Ontotext provided semantic technology consulting, including an environment scan of relevant projects, ontologies, datasets, and tools as well as a review of CHIN’s LOD pilot, and a 4-year strategy. The aim was not only to provide users with comprehensive information about a certain artifact but also to serve links to other data that might not have been apparent to the user.

Ontotext has also participated in analyzing the current Artefacts Canada collection for data quality problems, matchability of key fields against established thesauri, and statistics on coverage of key fields per collection.

American Art Collaborative

The American Art Collaborative (AAC) comprises 14 US museums and galleries that publish their data as Linked Open Data using the CIDOC CRM ontologies, with the help of funding from the Andrew Mellon Foundation. Through the huge potential offered by LOD, the AAC is committed to expanding access to cultural heritage, deepening research networks for scholars and curators, and creating public interfaces for students, teachers, and museum visitors.
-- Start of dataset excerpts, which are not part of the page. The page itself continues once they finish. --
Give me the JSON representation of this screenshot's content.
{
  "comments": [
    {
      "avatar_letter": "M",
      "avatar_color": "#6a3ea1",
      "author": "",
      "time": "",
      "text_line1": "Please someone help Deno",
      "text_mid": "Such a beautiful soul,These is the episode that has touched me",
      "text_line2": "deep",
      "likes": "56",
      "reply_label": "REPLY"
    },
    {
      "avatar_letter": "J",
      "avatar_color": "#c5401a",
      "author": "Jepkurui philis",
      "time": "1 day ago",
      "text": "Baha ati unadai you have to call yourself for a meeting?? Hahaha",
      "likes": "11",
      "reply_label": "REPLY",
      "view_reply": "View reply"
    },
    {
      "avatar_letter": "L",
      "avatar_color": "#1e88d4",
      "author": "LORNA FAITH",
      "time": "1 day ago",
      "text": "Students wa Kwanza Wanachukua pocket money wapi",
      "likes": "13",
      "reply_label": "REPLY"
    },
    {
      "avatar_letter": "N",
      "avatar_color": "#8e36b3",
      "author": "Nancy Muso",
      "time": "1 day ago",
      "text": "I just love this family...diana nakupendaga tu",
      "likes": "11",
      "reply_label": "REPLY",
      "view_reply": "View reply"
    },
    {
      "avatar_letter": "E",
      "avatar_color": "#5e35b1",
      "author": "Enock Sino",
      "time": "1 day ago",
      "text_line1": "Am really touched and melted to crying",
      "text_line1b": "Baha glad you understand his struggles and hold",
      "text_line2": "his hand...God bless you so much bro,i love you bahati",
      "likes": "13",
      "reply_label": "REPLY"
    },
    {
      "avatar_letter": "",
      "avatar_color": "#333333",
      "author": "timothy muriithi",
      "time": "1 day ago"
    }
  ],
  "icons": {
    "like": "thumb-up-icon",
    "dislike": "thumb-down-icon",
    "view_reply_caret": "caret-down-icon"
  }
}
Ontotext provided consulting services for semantic data modeling and mapping and participated in several workshops.

Why Choose Ontotext?

Ontotext helps GLAM institutions to fulfill their basic mission of preserving and providing access to cultural heritage collections by empowering them with future-proof solutions. Thanks to these solutions, cultural heritage institutions can:

  • combine knowledge and facts from different collections for greater discoverability and collaboration;
  • use ontologies and other data models for flexible knowledge representation to facilitate research;
  • reuse data for improved time efficiency and increased productivity;
  • utilize data in creative ways in different applications.